Brangwyn wasn't against the war. One of the eighty propaganda posters he produced so enraged Kaiser Wilhelm, Brangwyn may well have been in danger if Germany and their Ottoman allies had won. What Urushibara's attitude was, I do not know, but he was a nigh-on perfect collaborator with the British artist. Brangwyn could be hackneyed, trite and unsubtle but Urushibara's printing methods often added nuances that were beyond Brangwyn and no more so than here with his sympathetic use of green.
Oskar Laske must have been in Istanbul around about 1910 or before because Der wunderbare Fischzug was made between 1911 and 1914. It may not look like Istanbul or anywhere near there but, although the subject comes from the New testament, the etching shows the kind of tower used by Turkish fishermen along the shore of the Golden Horn and the Bosphorous. This print turned up in excellent condition on British ebay some years ago and the only person who wanted it was me. I can tell you the image above doesn't do Laske's work any justice. I include one of his watercolours of the city.
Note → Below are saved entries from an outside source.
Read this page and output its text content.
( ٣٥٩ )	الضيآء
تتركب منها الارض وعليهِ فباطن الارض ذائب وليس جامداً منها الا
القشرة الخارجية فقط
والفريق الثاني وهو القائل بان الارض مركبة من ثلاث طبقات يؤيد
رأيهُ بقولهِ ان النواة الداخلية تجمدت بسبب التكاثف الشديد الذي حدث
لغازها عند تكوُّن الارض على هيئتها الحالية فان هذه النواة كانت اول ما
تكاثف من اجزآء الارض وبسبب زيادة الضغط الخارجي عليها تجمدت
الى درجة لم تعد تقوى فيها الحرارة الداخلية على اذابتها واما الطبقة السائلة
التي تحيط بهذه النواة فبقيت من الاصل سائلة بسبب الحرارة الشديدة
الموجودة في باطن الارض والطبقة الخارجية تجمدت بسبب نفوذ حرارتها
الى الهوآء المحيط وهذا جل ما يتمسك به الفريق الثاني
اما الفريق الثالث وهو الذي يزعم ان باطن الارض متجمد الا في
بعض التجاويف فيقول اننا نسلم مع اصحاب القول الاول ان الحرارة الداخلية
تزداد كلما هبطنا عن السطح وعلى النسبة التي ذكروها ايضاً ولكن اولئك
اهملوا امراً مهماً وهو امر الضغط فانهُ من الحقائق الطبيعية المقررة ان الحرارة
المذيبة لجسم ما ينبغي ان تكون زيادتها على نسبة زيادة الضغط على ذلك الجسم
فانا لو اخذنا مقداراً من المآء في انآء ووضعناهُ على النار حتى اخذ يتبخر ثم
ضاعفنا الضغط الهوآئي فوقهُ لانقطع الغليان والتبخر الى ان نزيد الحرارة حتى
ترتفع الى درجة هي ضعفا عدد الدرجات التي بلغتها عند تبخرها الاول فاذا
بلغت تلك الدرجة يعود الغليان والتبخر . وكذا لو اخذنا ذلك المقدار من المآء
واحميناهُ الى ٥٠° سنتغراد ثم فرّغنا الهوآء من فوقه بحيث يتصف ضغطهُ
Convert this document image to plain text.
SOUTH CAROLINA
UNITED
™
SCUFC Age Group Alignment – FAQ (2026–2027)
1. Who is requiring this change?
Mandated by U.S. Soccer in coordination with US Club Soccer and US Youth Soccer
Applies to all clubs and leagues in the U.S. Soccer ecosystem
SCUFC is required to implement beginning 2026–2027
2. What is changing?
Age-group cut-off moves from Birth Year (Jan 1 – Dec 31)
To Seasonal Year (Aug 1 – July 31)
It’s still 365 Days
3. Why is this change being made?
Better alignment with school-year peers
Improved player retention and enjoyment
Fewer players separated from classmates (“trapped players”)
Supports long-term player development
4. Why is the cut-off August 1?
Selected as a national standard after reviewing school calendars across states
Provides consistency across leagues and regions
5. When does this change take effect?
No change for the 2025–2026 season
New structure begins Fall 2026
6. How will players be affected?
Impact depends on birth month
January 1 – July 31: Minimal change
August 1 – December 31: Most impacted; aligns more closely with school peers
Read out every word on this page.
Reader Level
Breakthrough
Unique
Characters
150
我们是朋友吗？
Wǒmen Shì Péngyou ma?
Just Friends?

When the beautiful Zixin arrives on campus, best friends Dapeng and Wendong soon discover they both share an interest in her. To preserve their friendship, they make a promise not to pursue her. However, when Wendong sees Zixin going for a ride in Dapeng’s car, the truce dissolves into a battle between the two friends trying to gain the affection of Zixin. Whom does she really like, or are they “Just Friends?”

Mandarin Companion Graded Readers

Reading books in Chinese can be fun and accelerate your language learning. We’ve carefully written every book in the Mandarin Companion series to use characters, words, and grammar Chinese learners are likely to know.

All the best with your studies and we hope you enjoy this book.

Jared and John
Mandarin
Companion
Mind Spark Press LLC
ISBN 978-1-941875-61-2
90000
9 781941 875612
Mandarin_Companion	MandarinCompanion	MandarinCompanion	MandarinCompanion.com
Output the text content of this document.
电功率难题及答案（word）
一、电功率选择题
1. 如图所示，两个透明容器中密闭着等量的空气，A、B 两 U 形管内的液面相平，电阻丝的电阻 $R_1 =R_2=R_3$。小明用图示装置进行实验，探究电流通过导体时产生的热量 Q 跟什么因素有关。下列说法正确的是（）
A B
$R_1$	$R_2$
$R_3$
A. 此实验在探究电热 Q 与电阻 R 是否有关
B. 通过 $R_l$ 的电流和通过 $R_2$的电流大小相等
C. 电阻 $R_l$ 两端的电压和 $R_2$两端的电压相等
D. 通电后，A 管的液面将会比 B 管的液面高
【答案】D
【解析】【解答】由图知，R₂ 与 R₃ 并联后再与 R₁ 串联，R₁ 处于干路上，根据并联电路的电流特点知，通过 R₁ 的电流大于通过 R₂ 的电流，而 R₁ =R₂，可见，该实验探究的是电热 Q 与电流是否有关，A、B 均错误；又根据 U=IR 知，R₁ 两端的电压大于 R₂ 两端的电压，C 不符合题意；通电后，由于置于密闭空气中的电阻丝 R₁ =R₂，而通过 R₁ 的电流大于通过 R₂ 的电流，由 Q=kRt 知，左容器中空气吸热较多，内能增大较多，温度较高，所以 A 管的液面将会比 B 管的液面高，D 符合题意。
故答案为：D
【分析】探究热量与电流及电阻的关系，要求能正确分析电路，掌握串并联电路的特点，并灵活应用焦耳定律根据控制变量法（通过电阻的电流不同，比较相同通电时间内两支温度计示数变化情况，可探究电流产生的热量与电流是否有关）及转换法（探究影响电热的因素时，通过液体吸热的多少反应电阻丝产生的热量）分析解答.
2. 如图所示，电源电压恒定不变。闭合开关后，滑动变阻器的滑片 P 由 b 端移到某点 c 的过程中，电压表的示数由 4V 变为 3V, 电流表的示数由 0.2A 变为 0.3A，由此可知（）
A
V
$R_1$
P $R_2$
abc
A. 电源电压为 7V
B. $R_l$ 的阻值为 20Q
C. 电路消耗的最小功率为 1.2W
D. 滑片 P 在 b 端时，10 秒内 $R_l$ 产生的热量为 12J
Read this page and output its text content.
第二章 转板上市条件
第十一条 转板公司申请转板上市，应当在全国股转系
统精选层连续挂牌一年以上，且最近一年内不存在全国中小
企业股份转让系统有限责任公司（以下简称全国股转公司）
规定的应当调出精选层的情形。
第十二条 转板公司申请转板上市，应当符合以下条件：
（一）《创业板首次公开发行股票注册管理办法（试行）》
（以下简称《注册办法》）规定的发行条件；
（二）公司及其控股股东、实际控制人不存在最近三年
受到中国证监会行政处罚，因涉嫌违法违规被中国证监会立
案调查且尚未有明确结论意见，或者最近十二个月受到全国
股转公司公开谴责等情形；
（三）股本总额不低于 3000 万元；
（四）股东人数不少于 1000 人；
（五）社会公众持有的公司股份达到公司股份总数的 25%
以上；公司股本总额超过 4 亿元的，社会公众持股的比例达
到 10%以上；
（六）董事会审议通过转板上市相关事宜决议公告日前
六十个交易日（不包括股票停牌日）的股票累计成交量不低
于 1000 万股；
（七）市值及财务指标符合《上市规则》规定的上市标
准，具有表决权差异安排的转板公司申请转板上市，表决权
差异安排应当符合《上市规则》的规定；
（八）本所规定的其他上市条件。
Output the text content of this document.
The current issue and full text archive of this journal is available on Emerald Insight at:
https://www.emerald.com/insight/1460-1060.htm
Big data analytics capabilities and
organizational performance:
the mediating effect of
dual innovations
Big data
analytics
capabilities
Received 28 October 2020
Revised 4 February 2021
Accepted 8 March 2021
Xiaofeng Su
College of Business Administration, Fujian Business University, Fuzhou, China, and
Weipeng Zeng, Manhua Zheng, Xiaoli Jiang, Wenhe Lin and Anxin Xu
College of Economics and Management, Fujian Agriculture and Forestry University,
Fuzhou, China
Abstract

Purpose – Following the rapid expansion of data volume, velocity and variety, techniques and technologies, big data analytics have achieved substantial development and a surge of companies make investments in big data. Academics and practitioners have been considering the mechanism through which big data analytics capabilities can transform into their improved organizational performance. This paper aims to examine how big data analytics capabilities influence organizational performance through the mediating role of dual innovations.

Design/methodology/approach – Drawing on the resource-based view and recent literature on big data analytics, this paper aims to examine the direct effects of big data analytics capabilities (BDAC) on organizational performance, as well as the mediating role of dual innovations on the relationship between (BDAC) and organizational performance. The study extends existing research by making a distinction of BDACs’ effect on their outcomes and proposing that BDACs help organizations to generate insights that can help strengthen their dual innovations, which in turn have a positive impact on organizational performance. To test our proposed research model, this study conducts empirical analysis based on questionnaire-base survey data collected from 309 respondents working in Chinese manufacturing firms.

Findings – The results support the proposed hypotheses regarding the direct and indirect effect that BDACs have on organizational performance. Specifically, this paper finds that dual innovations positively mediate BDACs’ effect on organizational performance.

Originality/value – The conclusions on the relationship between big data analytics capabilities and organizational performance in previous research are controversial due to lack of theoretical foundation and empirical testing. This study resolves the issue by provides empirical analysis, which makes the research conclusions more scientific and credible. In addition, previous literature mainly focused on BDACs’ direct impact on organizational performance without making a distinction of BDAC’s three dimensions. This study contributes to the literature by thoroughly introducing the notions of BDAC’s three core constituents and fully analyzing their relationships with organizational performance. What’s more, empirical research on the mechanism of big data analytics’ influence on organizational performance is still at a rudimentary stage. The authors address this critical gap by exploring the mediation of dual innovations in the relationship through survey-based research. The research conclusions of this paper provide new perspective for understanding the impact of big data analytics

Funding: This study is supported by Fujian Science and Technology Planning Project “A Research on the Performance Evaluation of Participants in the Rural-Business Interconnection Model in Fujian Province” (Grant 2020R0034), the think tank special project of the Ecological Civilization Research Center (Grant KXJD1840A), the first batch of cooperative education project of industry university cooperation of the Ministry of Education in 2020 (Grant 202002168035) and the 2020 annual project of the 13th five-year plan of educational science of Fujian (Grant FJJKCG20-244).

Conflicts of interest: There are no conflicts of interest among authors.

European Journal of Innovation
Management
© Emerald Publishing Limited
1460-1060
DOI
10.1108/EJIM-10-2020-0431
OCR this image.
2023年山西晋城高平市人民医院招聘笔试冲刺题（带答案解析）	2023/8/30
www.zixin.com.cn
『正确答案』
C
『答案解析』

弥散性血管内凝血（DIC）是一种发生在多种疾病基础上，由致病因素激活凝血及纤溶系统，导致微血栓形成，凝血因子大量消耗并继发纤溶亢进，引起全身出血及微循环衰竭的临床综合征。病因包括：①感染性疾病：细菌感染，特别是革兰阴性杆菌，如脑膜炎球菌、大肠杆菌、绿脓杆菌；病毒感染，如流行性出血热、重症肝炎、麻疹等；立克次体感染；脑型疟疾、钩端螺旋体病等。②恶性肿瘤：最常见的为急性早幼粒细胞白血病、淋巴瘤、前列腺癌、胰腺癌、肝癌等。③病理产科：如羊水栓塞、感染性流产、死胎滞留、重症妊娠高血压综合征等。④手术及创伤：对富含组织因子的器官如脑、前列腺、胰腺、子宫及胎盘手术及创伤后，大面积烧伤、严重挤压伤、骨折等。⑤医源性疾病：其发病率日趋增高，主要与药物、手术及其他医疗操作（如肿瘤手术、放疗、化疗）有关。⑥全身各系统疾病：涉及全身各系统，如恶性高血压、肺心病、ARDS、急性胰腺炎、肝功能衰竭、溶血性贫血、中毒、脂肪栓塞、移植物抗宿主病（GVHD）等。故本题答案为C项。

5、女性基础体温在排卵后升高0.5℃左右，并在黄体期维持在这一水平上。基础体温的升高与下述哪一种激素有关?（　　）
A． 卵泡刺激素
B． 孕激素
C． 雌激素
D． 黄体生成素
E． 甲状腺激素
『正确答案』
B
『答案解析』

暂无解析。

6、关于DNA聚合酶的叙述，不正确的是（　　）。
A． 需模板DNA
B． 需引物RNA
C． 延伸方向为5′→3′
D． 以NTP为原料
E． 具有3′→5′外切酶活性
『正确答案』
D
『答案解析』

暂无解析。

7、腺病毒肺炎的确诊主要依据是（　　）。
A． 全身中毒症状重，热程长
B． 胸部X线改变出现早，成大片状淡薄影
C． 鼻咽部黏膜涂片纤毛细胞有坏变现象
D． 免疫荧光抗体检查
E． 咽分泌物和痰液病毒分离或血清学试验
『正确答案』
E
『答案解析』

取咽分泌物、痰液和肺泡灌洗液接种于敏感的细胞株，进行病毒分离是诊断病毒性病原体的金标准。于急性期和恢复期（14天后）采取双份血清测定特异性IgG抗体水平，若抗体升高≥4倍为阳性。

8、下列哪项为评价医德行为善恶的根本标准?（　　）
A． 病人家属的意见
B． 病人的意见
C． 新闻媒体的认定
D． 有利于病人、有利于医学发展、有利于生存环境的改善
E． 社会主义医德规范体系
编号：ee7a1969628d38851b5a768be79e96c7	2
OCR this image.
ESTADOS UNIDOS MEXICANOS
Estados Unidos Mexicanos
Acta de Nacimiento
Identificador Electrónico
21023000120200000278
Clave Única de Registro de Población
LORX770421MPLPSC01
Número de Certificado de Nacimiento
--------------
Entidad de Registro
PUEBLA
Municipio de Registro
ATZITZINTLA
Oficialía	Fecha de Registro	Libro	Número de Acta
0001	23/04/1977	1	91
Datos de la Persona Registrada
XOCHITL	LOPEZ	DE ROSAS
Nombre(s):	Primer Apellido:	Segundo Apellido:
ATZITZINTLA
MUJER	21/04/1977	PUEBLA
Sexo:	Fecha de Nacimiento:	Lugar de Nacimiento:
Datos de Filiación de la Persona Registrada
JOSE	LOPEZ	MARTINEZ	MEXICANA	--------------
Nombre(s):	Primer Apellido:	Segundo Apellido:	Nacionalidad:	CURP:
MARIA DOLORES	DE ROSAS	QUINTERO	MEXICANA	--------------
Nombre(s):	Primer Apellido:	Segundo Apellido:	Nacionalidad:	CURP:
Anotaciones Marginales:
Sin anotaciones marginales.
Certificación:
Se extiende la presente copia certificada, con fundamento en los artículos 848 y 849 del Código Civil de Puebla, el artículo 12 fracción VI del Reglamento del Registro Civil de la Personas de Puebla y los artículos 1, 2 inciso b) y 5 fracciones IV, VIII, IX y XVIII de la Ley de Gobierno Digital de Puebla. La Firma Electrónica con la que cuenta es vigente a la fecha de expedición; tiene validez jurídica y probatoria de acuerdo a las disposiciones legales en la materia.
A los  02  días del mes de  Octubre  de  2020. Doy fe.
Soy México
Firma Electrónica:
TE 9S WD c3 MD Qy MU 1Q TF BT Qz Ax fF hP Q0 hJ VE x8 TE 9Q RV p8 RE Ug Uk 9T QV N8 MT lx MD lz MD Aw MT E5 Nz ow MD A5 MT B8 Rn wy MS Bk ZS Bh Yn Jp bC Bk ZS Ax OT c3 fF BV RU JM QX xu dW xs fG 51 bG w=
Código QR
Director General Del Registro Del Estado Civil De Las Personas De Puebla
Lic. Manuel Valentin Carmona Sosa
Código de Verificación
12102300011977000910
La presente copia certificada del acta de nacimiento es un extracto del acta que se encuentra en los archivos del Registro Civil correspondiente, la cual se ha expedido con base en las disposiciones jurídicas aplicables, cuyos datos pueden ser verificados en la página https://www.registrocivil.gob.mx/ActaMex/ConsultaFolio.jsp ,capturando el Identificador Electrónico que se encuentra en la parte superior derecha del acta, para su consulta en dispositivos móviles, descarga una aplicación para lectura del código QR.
What I like about Emma Bormann's view of Istanbul (below) is the way it avoids the common western depiction of the oriental city as a warren of narrow streets teaming with people. It often is, but that isn't the point! And so far as I'm concerned, the Orient begins at Budapest. And in case you don't believe me, keep in mind the way someone once described Naples: 'The only oriental city without a European quarter'.